The problem is, over time, I’ve ended up adding stuff to that class that bloats it and makes the code messy. For example, it has a function in there to shake off limpet mines. This is a bad idea. The limpet mine code should all be within SIM_LimpetMine. SIM_Ship not only shouldn’t get involved with the limpet code directly, it shouldn’t even be aware that the concept of a limpet mine exists. That stuff should be modular, residing elsewhere and making use of generic functions and hooks within the ship code from a distance…

Sometimes that doesn’t work in practice because of optimisation and speed considerations, but often, the reason stuff ends up in the wrong place and the code gets confused and messy is that the coder is just adding ‘one more thing’ and doesn’t think its worth going to the trouble right now…

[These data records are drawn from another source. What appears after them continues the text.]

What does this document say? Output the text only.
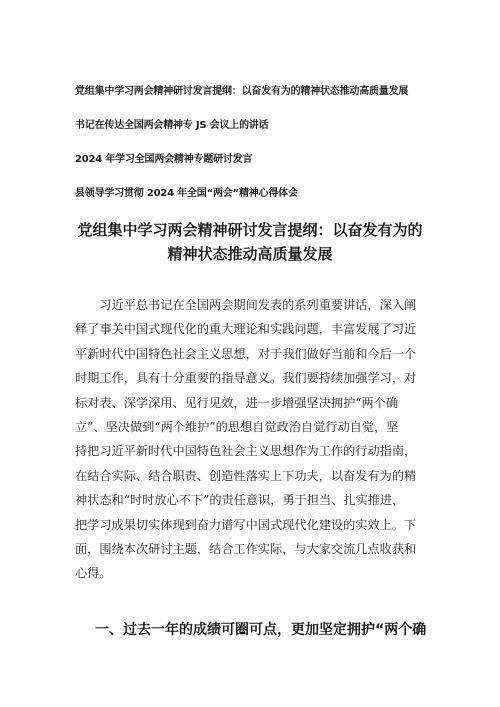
党组集中学习两会精神研讨发言提纲：以奋发有为的精神状态推动高质量发展
书记在传达全国两会精神专 JS 会议上的讲话
2024 年学习全国两会精神专题研讨发言
县领导学习贯彻 2024 年全国“两会”精神心得体会
党组集中学习两会精神研讨发言提纲：以奋发有为的
精神状态推动高质量发展
　　习近平总书记在全国两会期间发表的系列重要讲话，深入阐
释了事关中国式现代化的重大理论和实践问题，丰富发展了习近
平新时代中国特色社会主义思想，对于我们做好当前和今后一个
时期工作，具有十分重要的指导意义。我们要持续加强学习，对
标对表、深学深用、见行见效，进一步增强坚决拥护“两个确
立”、坚决做到“两个维护”的思想自觉政治自觉行动自觉，坚
持把习近平新时代中国特色社会主义思想作为工作的行动指南，
在结合实际、结合职责、创造性落实上下功夫，以奋发有为的精
神状态和“时时放心不下”的责任意识，勇于担当、扎实推进，
把学习成果切实体现到奋力谱写中国式现代化建设的实效上。下
面，围绕本次研讨主题，结合工作实际，与大家交流几点收获和
心得。
一、过去一年的成绩可圈可点，更加坚定拥护“两个确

But when you are starting a big new project, its good to keep these issues in mind. Assume you will have 5x the code you think you will have, and then plan the code architecture accordingly.

Positech Solar Energy

Sooo… One of my non-game ambitions is to run a renewable energy company. It’s my alternate plan if the game industry implodes or I fall out of love with it (unlikely for the foreseeable future). Anyway… I made one tiny step in that direction today by buying this:

Eat your heart out Brad Wardell!

Ok. Not all of it. I admit that. But I now officially own a tiny chunk of it. It’s the largest solar co-operative in the UK, near swindon. 30 acres of solar panels. Insert joke about it never being sunny in the UK here. If you have read my blog for ages, you will know I have some solar panels in my garden. I can see them from my desk! yay! The trouble is, that small scale solar isn’t as efficient as large scale due to the problems of occasional local shading, the economies of scale for inverters, and of course bulk buying discounts. I bet you get a decent discount on 30 acres of PV panels :D  (TBH, wind energy makes a lot more economic sense in the UK, but people like Donald Trump have some emotional hatred of wind energy that they funnel into campaigning against it, making the planning process for it more trouble than it’s worth. *sigh*)

Anyway, I feel very happy about it. I am going to GDC for the first time next year. I try to avoid flying when I can, because I’m a right eco-obsessive. I’ve never gone to a non-uk games event before, and I’m very skeptical that paying the odd twenty pounds to an ‘offset’ scheme really negates the environmental damage of long haul plane travel. My own tiny 10 panel array in the garden doesn’t even cover my own electricity needs, so I’m definitely in net deficit in terms of energy consumption. Until today! wootage.

Even forgetting the green-ness, I’m betting it’s a pretty good long term investment. Maintenance costs for the park are virtually zero, the fuel is free, and relatively predictable, and even the most anti-green government is unlikely to change feed-in-tariffs retrospectively. I’d rather do this than hand the money to some pension fund manager so he can invest half of it in landmines and pocket the other half as commission.